The US lost a WTO case against its flavored cigarette ban, which made people unhappy.
Now, the US is not changing its laws, which has made Indonesia (the winner in the case) unhappy.
What does it mean to have international dispute settlement where ain’t no one happy?
I explore that question in an update (soon to be published in a book by Edward Elgar) to a paper published last year.
Here’s the admittedly not too punchy punchline, which synthesizes some thinking from my recent research:
The ‘legalisation’ of international affairs has attracted significant scholarly attention over the last several decades. According to this research, international regimes are more ‘legalised’ when states delegate to third parties the ability to determine compliance. By this dimension, the World Trade Organization’s (‘WTO’) Dispute Settlement Body (‘DSB’) — where states whose measures are challenged cannot veto the outcome of third party adjudication — represents ‘legalisation’ par excellence.

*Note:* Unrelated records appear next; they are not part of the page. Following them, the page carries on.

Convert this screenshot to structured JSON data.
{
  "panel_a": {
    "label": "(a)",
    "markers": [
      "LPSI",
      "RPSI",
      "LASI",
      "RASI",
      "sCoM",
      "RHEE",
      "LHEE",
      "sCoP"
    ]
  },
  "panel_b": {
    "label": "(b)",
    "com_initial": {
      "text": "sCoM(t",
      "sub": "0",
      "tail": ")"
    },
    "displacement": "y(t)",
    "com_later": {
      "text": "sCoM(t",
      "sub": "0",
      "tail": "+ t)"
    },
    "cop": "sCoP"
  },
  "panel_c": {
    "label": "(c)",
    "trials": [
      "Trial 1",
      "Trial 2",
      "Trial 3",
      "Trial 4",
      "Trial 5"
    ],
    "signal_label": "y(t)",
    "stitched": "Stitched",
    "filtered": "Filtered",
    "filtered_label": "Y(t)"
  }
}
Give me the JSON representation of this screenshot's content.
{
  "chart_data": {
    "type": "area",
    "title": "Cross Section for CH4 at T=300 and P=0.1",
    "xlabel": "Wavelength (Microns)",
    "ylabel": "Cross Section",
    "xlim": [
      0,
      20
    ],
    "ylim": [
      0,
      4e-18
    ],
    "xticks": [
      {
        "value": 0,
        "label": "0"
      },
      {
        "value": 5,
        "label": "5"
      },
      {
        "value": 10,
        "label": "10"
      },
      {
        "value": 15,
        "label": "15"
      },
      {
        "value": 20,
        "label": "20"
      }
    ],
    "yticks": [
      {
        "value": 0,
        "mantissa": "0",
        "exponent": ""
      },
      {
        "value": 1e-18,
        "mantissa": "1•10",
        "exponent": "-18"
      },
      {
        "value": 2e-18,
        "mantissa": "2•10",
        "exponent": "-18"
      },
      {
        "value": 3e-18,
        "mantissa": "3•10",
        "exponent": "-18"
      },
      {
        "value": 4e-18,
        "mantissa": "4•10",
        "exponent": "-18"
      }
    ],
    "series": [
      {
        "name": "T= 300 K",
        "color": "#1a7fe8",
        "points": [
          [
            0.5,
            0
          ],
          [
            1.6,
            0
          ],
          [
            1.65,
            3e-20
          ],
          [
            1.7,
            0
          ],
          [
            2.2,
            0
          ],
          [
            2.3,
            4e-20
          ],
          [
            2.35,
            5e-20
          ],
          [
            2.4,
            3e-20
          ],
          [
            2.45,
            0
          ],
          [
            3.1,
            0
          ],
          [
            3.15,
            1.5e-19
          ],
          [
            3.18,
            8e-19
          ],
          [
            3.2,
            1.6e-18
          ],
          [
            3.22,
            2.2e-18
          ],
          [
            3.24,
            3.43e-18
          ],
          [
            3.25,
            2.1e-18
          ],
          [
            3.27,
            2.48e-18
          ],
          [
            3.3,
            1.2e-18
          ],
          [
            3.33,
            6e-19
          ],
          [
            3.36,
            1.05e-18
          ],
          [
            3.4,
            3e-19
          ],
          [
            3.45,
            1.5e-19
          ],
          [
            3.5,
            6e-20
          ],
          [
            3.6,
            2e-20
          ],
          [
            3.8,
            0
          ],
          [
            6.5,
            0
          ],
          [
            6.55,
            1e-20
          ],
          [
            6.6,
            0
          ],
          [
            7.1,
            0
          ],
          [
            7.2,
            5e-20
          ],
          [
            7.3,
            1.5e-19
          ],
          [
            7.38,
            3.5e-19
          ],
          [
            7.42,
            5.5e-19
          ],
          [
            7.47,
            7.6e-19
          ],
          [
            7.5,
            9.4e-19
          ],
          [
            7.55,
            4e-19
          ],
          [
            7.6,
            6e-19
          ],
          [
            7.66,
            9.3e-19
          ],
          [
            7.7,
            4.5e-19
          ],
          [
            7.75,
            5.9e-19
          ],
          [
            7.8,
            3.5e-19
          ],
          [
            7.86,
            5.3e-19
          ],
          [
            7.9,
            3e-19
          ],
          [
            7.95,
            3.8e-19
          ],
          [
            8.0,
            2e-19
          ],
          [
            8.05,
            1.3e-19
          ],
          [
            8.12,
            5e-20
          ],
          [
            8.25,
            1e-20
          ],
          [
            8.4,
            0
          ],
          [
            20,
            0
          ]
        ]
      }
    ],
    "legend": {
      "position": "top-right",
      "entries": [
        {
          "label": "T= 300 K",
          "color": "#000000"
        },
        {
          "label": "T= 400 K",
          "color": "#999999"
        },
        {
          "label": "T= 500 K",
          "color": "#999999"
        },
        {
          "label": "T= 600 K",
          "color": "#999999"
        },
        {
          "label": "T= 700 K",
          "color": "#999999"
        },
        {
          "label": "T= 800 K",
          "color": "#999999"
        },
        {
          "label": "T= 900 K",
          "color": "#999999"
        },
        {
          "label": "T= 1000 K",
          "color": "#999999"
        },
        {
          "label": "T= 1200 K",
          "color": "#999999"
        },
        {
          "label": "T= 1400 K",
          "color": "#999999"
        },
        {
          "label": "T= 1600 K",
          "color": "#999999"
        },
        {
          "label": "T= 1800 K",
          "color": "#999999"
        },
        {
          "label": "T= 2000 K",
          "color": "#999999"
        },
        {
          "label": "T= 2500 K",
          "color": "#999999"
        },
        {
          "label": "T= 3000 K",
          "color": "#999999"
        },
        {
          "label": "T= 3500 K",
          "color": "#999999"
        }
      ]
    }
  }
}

Regimes are also more ‘legalised’ when more binding and more precise. Here, the status of the WTO is more uncertain. On the one hand, WTO rulings — with the threat of commercial sanctions for non-compliance — are reasonably binding by the lax standards of international legal regimes. On the other hand, powerful nations have flouted rulings for years, apparently assured of their ability to weather the diplomatic and commercial storms. And many key WTO obligations are imprecise and appear to regularly confound respondent governments.
Indeed, subsequent scholarship has questioned the coherence of the ‘legalisation’ concept, noting that high imprecision and high delegation appear to go together. Moreover, in the absence of a supranational entity with a monopoly of legitimate force, some scholars have suggested that regimes that regularly rule against the preferences of powerful governments will not be able to elicit compliance.
I call this the ‘counter-legalisation’ problem: delegated authority plus textual imprecision empowers international regimes to fill in textual gaps in ways that states did not intend and do not control. Over time, these regimes increasingly refer to their own case law and logic, but as a consequence may create resistance to compliance. But this does not make ‘legalised’ entities irrelevant. Their formal determinations continue to exist, serving as a justificatory resource for domestic groups interested in aligning local policy with global determinations. The result is a potential ‘legalisation pendulum’. Put differently, state behaviour in response to international legal decisions may be determined by political and structural factors exogenous to the law, but international rulings provide discursive resources that can be used to influence subsequent interactions with states.
It seems that public interest advocacy (such as efforts to regulate tobacco) is particularly susceptible to being curtailed by these pendulum effects. Unlike industry, it does not control jobs or campaign donations that put clear ‘costs’ and ‘benefits’ in the minds of policymakers that might justify deviance from international law norms. It is also not the province of the military, where states appear particularly willing to go against international legal determinations. Instead, public interest law may have two strengths: its reliance on empirical evidence and the domestic legitimacy that comes from weighing and balancing different interests. International adjudicatory regimes — which often have their own approach to evidence and balancing — seem well positioned to mimic the strengths of public interest law.
This chapter explores a case study of a potential ‘legalisation pendulum’ problem. In 2011 and 2012, a WTO Panel and the Appellate Body (‘AB’) ruled against aspects of the US Family Smoking Prevention and Tobacco Control Act (‘FSPTCA’). Indonesia successfully argued before the WTO that the US policy of banning clove (mostly imported from Indonesia) as a characterising cigarette flavour — while allowing (mostly US-produced) menthol flavourings — constituted discrimination under Article 2.1 of the WTO’s Agreement on Technical Barriers to Trade (‘TBT’). Commentators have noted that two compliance options would be either to weaken the FSPTCA by allowing cloves or to eliminate differential treatment by banning menthols. Many observers and US policymakers — who appeared to engage in a prolonged balancing act of competing interests to pass and implement the legislation — have responded by criticising the WTO decisions for being out of step with health and regulatory prerogatives. As a consequence, the prospect for near-term US compliance to Indonesia’s satisfaction appears to be remote.
I argue that these outcomes should not be surprising. The lack of strong principal-agent controls by states on WTO adjudicators leads to overreaching decisions. As a result, powerful states simply cannot comply when they lose to weaker states and do not wish to change challenged policies. However, tobacco regulations — public interest regulations with a weak and dispersed base of domestic support — are the type of policy that we might expect to be vulnerable to legalised regimes like the WTO over the longer term.